A thin strip of land on the northwest edge of the peninsula is part of the park but the rest of the park consists of islands, so visiting the Apostle Islands pretty much means you need a boat. Luckily there is a charter company in Bayfield, Apostle Island Cruises, that has several tours a day. It was difficult to choose between sea caves, shipwrecks, or the three hour grand tour. Side note: why are they always 3 hour tours? Don’t they realize it makes all us “persons of a certain age” start running the Gilligan’s Island theme song through our heads? And not in a good way.
But back to choosing a tour. Chloe and I narrowed it down to shipwrecks or grand tour then finally picked grand tour at sunset on their new high speed boat (So now it’s only 2-2.5 hour tour… No Gilligan for us!) Once we checked in and got our tickets we wandered off to find dinner and explore the town. The clerk told us we could bring food and beverage on the boat (including alcohol on the sunset cruise) but we opted for hot pizza in town before boarding. There are quite a few gift shops and art studios in town as well as several places to eat so it was fun just wandering.
There is one island where you can bring your car, Madeline Island. But it’s not part of the park. We watched the Madeline Island Ferry start its journey to that island.
John was curious about one boat, the Shenenon (T-465), at the pier. So he took some pictures and, being the geek he is, did some research. It’s a converted tug-transport (hence the T designation) built in 1953. It’s now part of a fleet operated by the National Oceanic and Atmospheric Administration (NOAA) Great Lakes Environmental Research Laboratory. Nothing spooky-ish about that. At least it wasn’t a black boat.
Chloe REALLY wanted to be up front on top of the boat so we wandered down to the pier extra early (so early we got a sunburn and a prize for being first in line).
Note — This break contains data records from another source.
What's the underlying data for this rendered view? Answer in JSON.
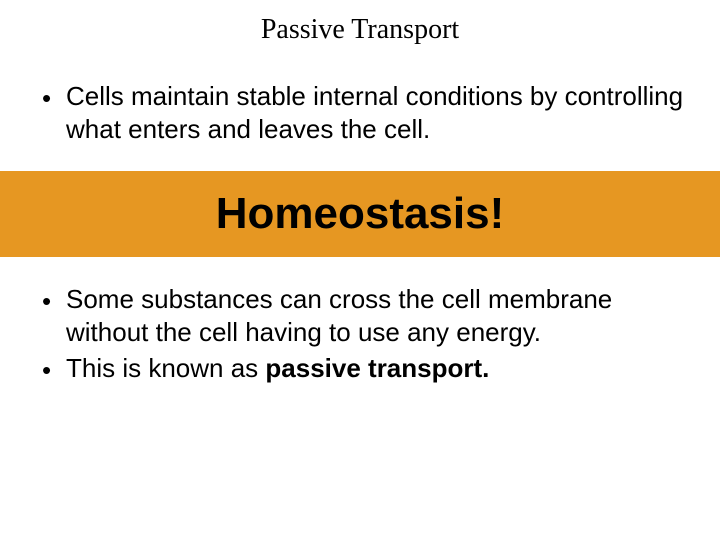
{
  "title": "Passive Transport",
  "bullets_top": [
    "Cells maintain stable internal conditions by controlling what enters and leaves the cell."
  ],
  "banner": {
    "text": "Homeostasis!",
    "background_color": "#e69722",
    "text_color": "#000000",
    "fontsize": 44,
    "fontweight": "bold"
  },
  "bullets_bottom": [
    {
      "pre": "Some substances can cross the cell membrane without the cell having to use any energy.",
      "bold": ""
    },
    {
      "pre": "This is known as ",
      "bold": "passive transport."
    }
  ],
  "styling": {
    "slide_background": "#ffffff",
    "body_font": "Arial",
    "title_font": "Garamond",
    "title_fontsize": 28,
    "bullet_fontsize": 26,
    "text_color": "#000000",
    "bullet_char": "•"
  }
}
We kept looking at the boats trying to figure out which one was ours but none looked new or high speed so we figured it was out on a tour. It wasn’t until we were on the boat that they told us their high speed boats were on order but delayed. If you’re following the joke you realize our brains immediately locked onto the important point in that information… we were about to depart on a three hour tour!
It was a good tour, though a bit long, and we all did make it back safely. The guide told us about the different islands and wove the stories together to give us an idea of the history of the islands as the different peoples and animals came through.
We saw beautiful lighthouses…
a quaint fish camp…
awesome sea caves…
and Canada. Yep, once again we were very close to the Canadian border. We also came close to one of the ship wrecks but not quite close enough to see anything, darn!
Sailing back into the harbor, the bucolic town of Bayfield sand to us for we heard music echoeing from a band playing in the town’s gazebo.
The charter company also runs shuttles out to certain islands to drop off and pick up people that are hiking, camping, kayaking or just touring for the day. Our cruise gave us a good overview of the islands but I felt that we missed out. I hope to go back someday and get off the boat to walk on the trails and feel the woods, the lake and the solitude that awaits those that seek it.